At the University of Illinois, in the meantime, researchers have developed a test that measures the reaction time of athletes who’ve sustained a concussion. Another project there has given rise to a type of helmet that cools the brain after a traumatic impact. Both are examples of research that could become part of the centralized database and, eventually, find its way to the sidelines of Big Ten competitions, Ms. Sahley says.
“All of this information is being shared,” she says. “You don’t have to wait till it’s published.”
For the time being, the project’s leaders say they hope the sharing of data from a range of disciplines will prompt a rigorous cross-pollination of ideas.
“It gives us a much more dynamic process,” says Dennis L. Molfese, a professor of psychology at the University of Nebraska at Lincoln and director of its Brain Imaging Center, who is leading the effort. “We’ll be drawing on a larger collection of laboratories, a larger collection of coaches, athletic trainers, scientists, team physicians, all working together on a common problem.”
Long-Term Ambitions
Eventually, faculty members hope, the technological framework now in the works will allow researchers across the 13 institutions to collect and analyze longitudinal data on brain injuries from athletes in the Big Ten. Tracking that kind of injury among athletes in all sports—not just in football, which to date has received the greatest amount of attention for its head injuries—at such a high level of competition would contribute to a more sophisticated understanding about the causes and effects of concussions, faculty say.
But that component of the project is still a long way off.
“We have a pretty good sample size of athletes who compete at the highest level,” says Kerry Kenny, assistant director of compliance at the Big Ten, who serves as the league’s liaison with the faculty members. But as for long-term studies of their afflictions, he says, “It’s still too early to see what it would look like. It would take a good level of buy-in from the student-athletes, coaches, and administrators if we were to go down that route.”

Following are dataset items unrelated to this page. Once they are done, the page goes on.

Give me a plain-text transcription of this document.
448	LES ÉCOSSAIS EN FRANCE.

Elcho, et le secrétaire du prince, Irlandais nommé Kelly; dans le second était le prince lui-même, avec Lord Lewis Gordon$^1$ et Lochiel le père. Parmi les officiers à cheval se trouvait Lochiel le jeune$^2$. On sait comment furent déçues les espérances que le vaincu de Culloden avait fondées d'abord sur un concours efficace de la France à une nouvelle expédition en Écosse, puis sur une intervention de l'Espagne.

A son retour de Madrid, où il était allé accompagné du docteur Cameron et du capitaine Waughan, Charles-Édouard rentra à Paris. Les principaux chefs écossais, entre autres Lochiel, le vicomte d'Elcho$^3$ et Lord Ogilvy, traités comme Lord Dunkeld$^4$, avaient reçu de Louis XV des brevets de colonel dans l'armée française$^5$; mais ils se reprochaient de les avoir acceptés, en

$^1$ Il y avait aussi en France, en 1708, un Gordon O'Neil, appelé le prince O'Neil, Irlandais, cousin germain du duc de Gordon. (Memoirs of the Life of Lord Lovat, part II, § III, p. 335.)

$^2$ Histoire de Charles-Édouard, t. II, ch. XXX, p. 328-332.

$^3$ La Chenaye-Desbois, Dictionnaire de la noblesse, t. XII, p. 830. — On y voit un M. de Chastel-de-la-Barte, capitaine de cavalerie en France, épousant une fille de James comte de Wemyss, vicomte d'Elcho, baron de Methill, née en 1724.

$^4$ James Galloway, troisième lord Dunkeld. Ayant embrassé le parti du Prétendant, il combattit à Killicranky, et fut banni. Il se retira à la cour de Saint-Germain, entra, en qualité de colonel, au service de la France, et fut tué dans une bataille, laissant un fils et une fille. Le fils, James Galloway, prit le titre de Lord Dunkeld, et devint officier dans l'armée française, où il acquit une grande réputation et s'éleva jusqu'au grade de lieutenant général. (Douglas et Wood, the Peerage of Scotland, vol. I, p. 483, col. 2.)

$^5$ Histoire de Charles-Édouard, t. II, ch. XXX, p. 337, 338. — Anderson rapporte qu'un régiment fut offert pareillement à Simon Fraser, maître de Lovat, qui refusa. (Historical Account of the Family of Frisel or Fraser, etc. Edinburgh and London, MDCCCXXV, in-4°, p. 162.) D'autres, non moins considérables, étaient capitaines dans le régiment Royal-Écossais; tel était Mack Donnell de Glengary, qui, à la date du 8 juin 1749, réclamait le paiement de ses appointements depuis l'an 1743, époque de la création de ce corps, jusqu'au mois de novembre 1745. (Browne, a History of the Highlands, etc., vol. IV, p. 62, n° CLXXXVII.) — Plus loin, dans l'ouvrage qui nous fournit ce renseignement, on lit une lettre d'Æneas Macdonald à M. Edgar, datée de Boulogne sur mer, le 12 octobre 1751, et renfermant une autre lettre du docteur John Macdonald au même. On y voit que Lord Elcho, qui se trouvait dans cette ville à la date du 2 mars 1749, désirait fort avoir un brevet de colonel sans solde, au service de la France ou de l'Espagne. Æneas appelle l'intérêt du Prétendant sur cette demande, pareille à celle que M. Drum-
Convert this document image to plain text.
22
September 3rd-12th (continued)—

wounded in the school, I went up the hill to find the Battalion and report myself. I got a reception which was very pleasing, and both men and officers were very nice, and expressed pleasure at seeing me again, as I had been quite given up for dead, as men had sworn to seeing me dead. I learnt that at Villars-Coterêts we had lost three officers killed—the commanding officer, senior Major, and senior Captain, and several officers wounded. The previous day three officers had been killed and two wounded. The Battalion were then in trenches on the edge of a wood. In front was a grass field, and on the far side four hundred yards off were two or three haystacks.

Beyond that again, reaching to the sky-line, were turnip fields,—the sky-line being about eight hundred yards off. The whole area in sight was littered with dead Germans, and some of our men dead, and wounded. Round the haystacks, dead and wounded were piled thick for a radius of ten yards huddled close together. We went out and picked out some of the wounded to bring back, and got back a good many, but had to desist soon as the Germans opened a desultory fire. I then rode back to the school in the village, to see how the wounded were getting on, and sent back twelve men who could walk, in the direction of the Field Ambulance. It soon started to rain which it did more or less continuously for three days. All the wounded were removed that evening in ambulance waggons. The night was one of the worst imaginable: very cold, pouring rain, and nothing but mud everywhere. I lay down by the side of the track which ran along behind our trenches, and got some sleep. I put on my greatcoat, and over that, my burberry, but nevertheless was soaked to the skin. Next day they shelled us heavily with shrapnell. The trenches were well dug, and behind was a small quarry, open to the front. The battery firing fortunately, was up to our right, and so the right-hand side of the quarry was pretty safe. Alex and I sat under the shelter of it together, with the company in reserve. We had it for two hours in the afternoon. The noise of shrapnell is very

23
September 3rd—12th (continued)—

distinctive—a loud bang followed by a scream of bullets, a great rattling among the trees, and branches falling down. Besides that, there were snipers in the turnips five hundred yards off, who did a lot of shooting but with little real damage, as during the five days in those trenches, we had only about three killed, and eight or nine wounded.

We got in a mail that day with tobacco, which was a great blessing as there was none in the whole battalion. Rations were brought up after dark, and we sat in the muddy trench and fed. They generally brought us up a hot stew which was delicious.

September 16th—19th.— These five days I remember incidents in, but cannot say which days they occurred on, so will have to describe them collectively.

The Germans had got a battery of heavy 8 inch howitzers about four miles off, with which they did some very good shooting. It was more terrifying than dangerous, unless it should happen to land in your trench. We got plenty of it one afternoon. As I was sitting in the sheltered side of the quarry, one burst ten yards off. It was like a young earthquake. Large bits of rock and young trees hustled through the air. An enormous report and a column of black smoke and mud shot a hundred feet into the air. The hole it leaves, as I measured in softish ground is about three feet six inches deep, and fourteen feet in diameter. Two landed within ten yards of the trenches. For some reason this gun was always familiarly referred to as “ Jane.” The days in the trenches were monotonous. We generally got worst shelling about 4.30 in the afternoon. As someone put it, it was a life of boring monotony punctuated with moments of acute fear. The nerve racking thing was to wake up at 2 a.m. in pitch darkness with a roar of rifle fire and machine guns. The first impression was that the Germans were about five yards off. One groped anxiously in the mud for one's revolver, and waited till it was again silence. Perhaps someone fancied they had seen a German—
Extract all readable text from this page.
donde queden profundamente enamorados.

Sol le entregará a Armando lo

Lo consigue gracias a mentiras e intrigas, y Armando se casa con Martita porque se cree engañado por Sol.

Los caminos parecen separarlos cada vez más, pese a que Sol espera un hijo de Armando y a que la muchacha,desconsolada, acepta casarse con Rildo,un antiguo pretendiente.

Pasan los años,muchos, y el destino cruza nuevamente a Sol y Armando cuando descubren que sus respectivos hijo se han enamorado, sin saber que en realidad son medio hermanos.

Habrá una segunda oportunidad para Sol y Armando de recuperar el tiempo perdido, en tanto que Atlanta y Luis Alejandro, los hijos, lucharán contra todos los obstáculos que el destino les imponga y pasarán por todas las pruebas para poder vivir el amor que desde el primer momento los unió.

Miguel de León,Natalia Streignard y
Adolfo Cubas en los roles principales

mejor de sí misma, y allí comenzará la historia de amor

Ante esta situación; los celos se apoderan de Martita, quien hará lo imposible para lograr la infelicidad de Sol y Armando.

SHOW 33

Kevin M. Guskiewicz, a leading researcher in sport-related concussions who has been studying the injury for decades, says the Big Ten’s “multifaceted” approach for this project could be helpful in advancing knowledge about the effects of serious concussions on current and former college athletes. And its ambitious intention of tracking injuries over time would be useful, too, says Mr. Guskiewicz, who chairs the department of exercise and sport science at the University of North Carolina at Chapel Hill, and directs the university’s Matthew Gfeller Sport-Related Traumatic Brain Injury Research Center.
But he cautions that only a small percentage of concussions are severe or complex enough to require treatment from the additional medical disciplines the consortium is appealing to. Of the 27 athletes who sustained concussions at North Carolina last year, for instance, only one required specialized care: a field-hockey player who had prolonged vision and balance problems and worked for several months with an ophthalmologist for visual therapy.
Wrapping in related fields is fine for research purposes, he says. But if taken too far, it can complicate the current debate over who qualifies as a medical adviser—usually a physician or an athletic trainer—legally entrusted with making the critical decision of when a concussed athlete is cleared to play. “We need some gatekeepers,” Mr. Guskiewicz says. “Every concussion is not going to require a physical therapist, an ophthalmologist, or even a neuropsychologist.”
Maybe not. But when it comes to concussion research, says Ms. Sahley, of Purdue, having one or two brains tackling the problem is fine. Thirteen universities’ worth, she says, is even better.